Queensland’s largest energy provider Stanwell Corporation developed the YOLO (You Only Live Once) Young Worker Safety Intervention after three apprentices were injured within a three month period at the company’s Stanwell Power Station site near Rockhampton.
Stanwell Health, Safety and Environment Corporate Cultural Specialist AJ Glazebrook, who holds a unique organisational psychology position in health and safety within the energy sector, said a review found young workers were not identifying and effectively controlling workplace hazards.
“We looked into it from a psychological point of view and realised that the workers are under 25,” she said.
“The part of their brain that assesses risk and would identify the hazard, and then look for a way to effectively control it, is not actually fully developed in humans under 25.”
Ms Glazebrook said the company designed and delivered the YOLO intervention, which was built on psychological principles, while also adding evidence-based safety tools for hazard management training.
Under the YOLO initiative, young workers, their mentors and supervisors participate in a two-hour interactive training session that enables participants to understand how the brain functions in young people while working to bridge the developmental gap.
Ms Glazebrook said the organisation also invited a speaker from the Paraplegic Benefit Fund to provide a first-hand account of the ramifications of a workplace accident.
“We had a gentleman come in who’s in a wheelchair and he talked to us about his accident and what happened and what life’s been like since,” she said.
“It’s a real link for our young people. That’s usually the point at which they say - ‘wow, it’s not just that I might have a bit of an accident at work and I might graze my knee, it’s actually that I could end up in a wheelchair or I could lose my life’.”
The YOLO program is now run annually for young workers beginning employment at Stanwell.
Ms Glazebrook said the initiative has delivered exceptional safety results since it was implemented in 2014.
“In the first year that we actually rolled out the intervention there were zero injuries for our young people, which was amazing, and at last check we were at a 75 per cent reduction.”
While the YOLO program has been specifically designed for the energy sector, Ms Glazebrook said the intervention has widespread application across sectors.
Ms Glazebrook said Stanwell has shared the safety initiative with a range of other organisations, and she hopes more employers will take it on board.
“We’re in the business of health and safety, and making sure our young people are safe and well, so we freely give away the information,” she said.
“We show others how we run the course, we give them the tools and we give them our power point slides - we give it away and allow them to create programs to run it for themselves.”
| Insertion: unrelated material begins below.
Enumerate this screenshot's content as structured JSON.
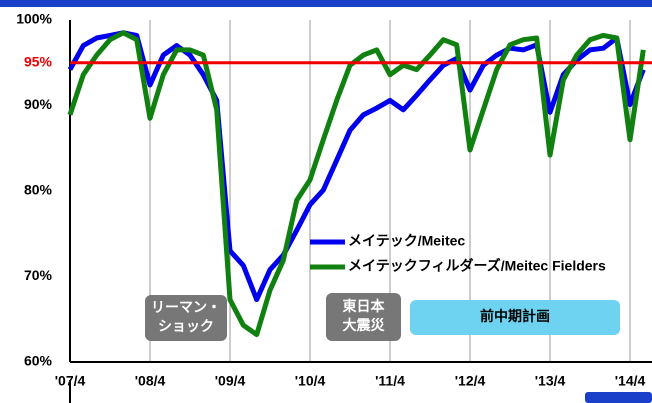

Stanwell’s YOLO intervention was recognised for its outstanding achievement and innovation in organisational psychology when it won the Australian Psychological Society’s (APS) inaugural Workplace Excellence Awards for Workplace Health and Wellbeing in 2015.
Ms Glazebrook said the accolade validated Stanwell’s use of a psychological approach to workplace safety.
“We’re actually able to look at the whys - why do people do things the way that they do, and then to make sure our programs are tailored to that,” she said.
“For us, it was real confirmation that our slightly different approach to people and health and safety is actually working, and is valued and recognised nationally.”